Bethan Ford, a drama teacher at Llanwern High School, prefers a sweeter option for the weekend, going for “home-made pancakes with lemon and sugar and a pot of coffee - always white, lots of milk. Plus a lump of brown sugar if I've had a glass or two of wine the night before!”
Frank Sheahan, who runs the West Usk Lighthouse bed and breakfast along with wife Danielle, says that his customers demand a full fried breakfast and that’s what he gives them. “What I use for the guests is fairly traditional. Free range eggs done any way they’d like them – poached, scrambled or fried. Then I would use fresh tomatoes from the vine. I personally use Welsh sausages, Edwards sausages, usually pork with black pepper. Then there’s optional baked beans and fresh mushrooms. Beans have got to be Heinz. Nothing else works I’m afraid and people do know the difference. There’s a wide mix of cereals and toast of course, brown or white. I use the seeded batch.
“I like a good fry-up but I can’t have it every day or I’d be way, way overweight. Before we took on the B&B it was always my job to cook a fry-up for my wife and me - a nice English breakfast. Sometimes I’d take it to my wife in bed but those days are gone!”
Breakfast isn’t all a sausage-fest though. There are lots of veggie readers who had some great ideas for meat-free options. Zoe West said her favourite weekend breakfast was “homemade mixed chilli beans, avocado, sourdough toast and roasted garlic tomatoes with a side of watercress while Katy Souter said her ideal treat is “tomatoes on toast made with garlic oil and balsamic vinegar and finished with fresh herbs.”
Anna, general manager at Mezza Luna Lebanese restaurant, said: “We love Middle Eastern veggie breakfast, labneh (strained yoghurt) with olive oil and za'atar and khobz (Arabic bread)”.
Helen Gwilliam, near Chepstow, likes a traditional cooked breakfast – but vegan style. She said: “My favourite breakfast is a full cooked with scrambled tofu, potato rosti, beans, vegan sausage, baby tomatoes with thyme and mushrooms with toast, I also love blueberry pancakes, huge green smoothies using dandelions from my garden, I also love a vegan egg and bacon sandwich using sliced tofu and Cheatin' Bacon slices. I also love making a vegetable omelette using chick pea flour!”

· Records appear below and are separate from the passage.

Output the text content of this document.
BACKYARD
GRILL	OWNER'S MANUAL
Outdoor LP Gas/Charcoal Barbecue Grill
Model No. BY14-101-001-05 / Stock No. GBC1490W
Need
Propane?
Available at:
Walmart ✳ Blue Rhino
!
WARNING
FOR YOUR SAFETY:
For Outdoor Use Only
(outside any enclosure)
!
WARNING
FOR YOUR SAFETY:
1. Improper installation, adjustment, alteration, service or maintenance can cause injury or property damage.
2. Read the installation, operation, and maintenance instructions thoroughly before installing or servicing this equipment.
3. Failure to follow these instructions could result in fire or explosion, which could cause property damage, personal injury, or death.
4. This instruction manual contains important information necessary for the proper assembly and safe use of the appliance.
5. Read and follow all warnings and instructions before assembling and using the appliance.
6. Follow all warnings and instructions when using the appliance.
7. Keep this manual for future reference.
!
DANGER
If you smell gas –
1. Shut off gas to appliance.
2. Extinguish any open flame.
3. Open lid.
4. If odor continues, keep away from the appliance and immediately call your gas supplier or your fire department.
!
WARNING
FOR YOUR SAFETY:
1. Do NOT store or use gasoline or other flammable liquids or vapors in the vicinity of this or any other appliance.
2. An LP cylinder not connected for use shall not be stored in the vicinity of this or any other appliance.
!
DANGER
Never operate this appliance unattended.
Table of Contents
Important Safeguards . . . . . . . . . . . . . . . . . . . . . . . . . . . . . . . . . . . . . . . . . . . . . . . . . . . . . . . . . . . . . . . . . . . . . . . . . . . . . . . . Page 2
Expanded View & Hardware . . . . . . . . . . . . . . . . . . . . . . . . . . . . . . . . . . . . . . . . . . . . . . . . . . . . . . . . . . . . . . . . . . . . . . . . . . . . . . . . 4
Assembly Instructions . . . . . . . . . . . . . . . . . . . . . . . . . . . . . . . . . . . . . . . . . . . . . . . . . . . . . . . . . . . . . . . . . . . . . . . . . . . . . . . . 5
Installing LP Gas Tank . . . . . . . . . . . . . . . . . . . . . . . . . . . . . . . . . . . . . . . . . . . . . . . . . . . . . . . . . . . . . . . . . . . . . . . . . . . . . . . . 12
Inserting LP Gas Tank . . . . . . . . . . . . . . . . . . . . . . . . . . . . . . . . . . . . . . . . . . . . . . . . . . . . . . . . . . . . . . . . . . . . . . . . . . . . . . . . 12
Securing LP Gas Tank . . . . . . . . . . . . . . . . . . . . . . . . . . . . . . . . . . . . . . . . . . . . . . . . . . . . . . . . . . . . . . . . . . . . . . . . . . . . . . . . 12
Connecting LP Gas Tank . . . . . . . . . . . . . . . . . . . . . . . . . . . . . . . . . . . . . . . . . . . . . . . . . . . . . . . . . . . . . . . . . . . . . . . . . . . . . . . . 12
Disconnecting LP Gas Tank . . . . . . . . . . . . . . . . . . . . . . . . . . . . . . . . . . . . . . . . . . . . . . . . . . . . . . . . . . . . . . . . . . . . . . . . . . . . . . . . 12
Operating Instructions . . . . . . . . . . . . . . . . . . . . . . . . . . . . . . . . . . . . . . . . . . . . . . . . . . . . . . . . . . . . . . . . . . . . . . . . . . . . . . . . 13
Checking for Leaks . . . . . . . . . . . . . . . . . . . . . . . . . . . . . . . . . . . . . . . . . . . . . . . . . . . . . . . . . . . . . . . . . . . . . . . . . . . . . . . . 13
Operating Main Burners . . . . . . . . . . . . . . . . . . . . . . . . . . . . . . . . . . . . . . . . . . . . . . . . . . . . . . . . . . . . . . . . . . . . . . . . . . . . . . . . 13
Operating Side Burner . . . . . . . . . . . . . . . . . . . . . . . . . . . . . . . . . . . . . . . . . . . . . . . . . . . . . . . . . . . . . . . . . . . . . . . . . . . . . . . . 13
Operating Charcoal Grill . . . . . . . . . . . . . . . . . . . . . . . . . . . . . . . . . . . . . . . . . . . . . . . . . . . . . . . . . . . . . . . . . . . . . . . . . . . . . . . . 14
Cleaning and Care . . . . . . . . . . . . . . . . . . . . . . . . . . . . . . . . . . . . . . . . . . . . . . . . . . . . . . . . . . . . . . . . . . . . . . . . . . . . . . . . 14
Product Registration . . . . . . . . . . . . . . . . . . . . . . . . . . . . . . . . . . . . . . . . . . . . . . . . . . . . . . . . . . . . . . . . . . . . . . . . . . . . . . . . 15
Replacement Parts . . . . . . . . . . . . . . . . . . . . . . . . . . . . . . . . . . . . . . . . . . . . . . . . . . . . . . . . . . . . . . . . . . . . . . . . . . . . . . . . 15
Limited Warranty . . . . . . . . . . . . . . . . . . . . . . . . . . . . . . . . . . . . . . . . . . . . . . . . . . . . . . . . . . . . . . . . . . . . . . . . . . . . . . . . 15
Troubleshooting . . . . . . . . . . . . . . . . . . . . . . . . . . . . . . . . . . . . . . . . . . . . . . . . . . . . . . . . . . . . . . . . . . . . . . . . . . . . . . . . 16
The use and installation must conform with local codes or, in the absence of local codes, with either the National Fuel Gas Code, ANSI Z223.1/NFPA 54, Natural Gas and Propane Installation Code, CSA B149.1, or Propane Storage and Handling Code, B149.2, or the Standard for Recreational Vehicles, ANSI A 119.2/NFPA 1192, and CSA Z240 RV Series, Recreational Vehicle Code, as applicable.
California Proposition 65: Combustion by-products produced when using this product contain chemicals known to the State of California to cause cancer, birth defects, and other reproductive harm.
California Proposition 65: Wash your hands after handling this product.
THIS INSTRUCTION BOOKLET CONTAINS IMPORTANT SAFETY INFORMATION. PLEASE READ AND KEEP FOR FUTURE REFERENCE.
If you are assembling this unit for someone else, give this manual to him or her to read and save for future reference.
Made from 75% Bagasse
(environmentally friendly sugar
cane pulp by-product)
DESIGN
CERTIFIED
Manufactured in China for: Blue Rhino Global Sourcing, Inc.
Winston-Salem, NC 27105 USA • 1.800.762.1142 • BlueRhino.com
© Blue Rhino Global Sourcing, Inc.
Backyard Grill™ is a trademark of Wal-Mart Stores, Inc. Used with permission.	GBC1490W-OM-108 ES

But Steve Williams, from Newport, said bacon is best: “You can't beat a good 'ol Bacon Sarnie, brown sauce, white bread, bread must be buttered... Fresh bread so they collapse as you dig in. Toasties have to be leaking cheese, but not for brekkie.”
There’s not quite a consensus, but everyone can agree breakfast should be bountiful. So if you’re reading this at the table, bon appétit!